Simon Roberts, the chief executive of Sainsbury’s, earlier this month warned that uncertainty surrounding the Budget was deterring shoppers from spending.
His comments followed underwhelming first quarter results in July, with sales of clothing and non-food items declining as a result of poor summer weather. Sainsbury’s is scheduled to present half-year results in early November.
Some analysts argued that Qatar Investment Authority’s decision to dump stock was not related to upcoming events.
Analysts at JP Morgan Cazenove said: “Given the strategic nature of the shareholder, we do not see [the share disposal] being necessarily linked to upcoming events.”

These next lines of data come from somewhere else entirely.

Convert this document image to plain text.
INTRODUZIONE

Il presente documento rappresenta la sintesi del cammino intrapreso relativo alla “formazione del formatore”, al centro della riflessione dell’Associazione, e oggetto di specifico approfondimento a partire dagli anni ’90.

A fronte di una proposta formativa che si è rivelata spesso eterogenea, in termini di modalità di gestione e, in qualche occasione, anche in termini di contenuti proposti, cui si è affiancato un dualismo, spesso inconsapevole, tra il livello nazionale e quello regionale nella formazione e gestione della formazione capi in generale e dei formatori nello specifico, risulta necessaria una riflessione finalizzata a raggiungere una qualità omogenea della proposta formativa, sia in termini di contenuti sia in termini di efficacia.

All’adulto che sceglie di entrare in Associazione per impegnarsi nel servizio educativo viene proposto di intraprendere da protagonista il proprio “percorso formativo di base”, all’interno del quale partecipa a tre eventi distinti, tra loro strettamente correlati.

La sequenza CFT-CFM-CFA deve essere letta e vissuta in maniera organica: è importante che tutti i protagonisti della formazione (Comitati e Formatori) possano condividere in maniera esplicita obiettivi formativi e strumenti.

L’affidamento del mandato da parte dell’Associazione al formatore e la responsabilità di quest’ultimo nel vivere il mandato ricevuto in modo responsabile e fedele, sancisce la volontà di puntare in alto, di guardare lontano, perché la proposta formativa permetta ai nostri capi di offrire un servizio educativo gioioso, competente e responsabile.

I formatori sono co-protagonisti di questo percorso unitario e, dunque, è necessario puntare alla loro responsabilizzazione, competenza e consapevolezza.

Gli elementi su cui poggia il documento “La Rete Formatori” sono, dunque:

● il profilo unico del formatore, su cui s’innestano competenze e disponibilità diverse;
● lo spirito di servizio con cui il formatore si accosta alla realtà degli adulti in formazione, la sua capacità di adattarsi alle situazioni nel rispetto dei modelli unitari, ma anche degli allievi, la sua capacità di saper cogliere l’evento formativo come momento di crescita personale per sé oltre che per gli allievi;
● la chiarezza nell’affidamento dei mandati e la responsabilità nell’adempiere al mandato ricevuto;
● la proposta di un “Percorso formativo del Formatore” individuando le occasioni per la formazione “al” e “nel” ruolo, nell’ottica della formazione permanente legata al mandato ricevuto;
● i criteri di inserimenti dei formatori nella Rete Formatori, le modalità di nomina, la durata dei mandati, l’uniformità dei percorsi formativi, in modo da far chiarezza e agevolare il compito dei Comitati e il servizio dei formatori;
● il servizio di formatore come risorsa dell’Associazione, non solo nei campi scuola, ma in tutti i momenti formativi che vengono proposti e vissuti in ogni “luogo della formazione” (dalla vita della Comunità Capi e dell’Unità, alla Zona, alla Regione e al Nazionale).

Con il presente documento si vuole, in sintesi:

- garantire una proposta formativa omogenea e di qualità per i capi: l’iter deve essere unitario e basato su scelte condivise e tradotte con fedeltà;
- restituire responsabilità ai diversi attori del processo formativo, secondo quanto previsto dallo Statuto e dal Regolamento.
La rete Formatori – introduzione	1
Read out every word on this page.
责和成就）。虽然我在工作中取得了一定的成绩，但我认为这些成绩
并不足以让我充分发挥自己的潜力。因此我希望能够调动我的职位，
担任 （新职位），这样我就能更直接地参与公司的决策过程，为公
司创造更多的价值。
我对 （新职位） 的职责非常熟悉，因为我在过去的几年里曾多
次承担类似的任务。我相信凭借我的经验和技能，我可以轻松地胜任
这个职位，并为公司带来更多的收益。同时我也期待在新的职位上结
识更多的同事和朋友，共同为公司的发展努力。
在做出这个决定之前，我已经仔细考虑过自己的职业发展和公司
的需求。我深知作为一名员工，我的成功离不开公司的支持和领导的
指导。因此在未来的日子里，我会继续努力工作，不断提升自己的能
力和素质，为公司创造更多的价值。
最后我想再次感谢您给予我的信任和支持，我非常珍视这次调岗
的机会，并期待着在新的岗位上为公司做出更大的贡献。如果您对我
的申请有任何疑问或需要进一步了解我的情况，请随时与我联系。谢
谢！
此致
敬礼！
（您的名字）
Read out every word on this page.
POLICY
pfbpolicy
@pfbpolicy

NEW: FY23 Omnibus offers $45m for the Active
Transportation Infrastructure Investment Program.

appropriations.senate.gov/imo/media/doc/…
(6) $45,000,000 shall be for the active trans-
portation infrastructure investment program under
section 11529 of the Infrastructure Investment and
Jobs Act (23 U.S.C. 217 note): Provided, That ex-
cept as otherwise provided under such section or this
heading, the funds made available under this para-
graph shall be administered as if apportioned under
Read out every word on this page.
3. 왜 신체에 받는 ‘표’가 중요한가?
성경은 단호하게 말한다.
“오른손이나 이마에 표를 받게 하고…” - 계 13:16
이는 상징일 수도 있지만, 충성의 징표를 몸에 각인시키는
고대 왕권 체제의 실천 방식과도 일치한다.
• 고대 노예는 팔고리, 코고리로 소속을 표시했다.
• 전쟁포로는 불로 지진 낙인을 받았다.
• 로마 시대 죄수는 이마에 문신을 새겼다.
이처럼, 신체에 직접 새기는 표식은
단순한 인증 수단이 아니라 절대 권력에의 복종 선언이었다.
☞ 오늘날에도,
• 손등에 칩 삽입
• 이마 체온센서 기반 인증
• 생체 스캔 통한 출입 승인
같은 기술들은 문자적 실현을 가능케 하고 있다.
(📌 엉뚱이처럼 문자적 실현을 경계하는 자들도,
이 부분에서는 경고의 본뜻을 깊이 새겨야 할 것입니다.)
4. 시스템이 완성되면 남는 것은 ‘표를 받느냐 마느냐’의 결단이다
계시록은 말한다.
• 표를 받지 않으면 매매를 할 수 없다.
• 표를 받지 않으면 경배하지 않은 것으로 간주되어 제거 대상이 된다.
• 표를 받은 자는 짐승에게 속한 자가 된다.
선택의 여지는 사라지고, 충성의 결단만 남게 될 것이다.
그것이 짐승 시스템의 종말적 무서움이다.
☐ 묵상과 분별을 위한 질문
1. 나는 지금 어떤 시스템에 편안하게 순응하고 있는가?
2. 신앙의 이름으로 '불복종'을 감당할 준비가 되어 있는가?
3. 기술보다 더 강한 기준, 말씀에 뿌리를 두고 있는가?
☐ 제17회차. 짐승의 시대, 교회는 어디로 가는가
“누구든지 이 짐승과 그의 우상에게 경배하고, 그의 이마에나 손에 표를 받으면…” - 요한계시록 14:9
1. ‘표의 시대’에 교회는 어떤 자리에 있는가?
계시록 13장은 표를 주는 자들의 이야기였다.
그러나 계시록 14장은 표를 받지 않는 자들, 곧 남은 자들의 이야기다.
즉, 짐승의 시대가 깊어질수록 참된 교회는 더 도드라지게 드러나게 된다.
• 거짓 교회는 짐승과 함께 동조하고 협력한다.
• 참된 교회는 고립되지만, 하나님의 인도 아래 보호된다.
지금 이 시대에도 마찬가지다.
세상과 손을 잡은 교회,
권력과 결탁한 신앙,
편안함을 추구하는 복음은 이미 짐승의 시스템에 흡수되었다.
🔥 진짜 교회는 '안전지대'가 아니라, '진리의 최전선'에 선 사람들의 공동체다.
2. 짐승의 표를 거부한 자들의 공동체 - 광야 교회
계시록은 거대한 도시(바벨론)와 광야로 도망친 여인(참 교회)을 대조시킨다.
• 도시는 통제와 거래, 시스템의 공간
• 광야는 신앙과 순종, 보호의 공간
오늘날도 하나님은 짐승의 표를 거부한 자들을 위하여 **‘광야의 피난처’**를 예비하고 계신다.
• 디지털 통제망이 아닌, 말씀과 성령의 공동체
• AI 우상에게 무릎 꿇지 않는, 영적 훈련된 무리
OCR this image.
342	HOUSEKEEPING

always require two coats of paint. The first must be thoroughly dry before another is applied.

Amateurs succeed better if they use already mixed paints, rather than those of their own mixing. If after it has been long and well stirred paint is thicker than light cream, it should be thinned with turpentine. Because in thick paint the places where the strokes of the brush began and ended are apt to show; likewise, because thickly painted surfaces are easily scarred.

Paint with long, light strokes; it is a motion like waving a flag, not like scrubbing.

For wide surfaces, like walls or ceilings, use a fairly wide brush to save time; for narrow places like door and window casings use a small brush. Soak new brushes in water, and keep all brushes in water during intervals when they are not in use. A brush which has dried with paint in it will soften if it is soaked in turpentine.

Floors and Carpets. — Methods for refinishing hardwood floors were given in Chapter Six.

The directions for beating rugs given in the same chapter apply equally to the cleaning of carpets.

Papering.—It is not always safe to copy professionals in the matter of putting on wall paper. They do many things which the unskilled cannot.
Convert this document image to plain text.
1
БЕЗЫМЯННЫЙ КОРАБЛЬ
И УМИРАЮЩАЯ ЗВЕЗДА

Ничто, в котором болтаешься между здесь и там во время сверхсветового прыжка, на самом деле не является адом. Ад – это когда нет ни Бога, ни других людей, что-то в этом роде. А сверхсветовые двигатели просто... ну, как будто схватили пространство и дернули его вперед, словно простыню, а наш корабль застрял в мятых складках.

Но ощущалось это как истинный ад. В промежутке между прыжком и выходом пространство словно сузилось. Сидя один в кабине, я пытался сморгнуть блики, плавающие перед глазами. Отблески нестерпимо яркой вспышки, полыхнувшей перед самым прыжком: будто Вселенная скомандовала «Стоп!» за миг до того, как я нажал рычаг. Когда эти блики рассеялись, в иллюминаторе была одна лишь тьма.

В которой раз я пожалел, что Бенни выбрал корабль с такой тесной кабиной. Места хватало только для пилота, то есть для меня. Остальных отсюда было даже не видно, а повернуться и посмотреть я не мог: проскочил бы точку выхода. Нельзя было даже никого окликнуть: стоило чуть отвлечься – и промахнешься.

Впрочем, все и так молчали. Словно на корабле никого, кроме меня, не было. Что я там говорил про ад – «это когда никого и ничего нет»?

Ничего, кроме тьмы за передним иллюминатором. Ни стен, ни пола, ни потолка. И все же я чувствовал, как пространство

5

Regardless, the sale comes against a backdrop of frenzied activity in the stock market as investors scramble to adjust their finances ahead of the Budget.
Executives at Britain’s biggest companies have sold more than £1bn of shares since the election was called.
Meanwhile, investors offloaded £666m of UK shares in September amid fears that Ms Reeves could increase the rate of capital gains tax, a levy paid on any profits from selling shares or any investment.
The Government was on Thursday forced to deny reports that the Treasury was planning to raise capital gains tax to 39pc.
Capital gains tax is a levy charged on investment profits, though it is only payable by individuals rather than companies such as the QIA.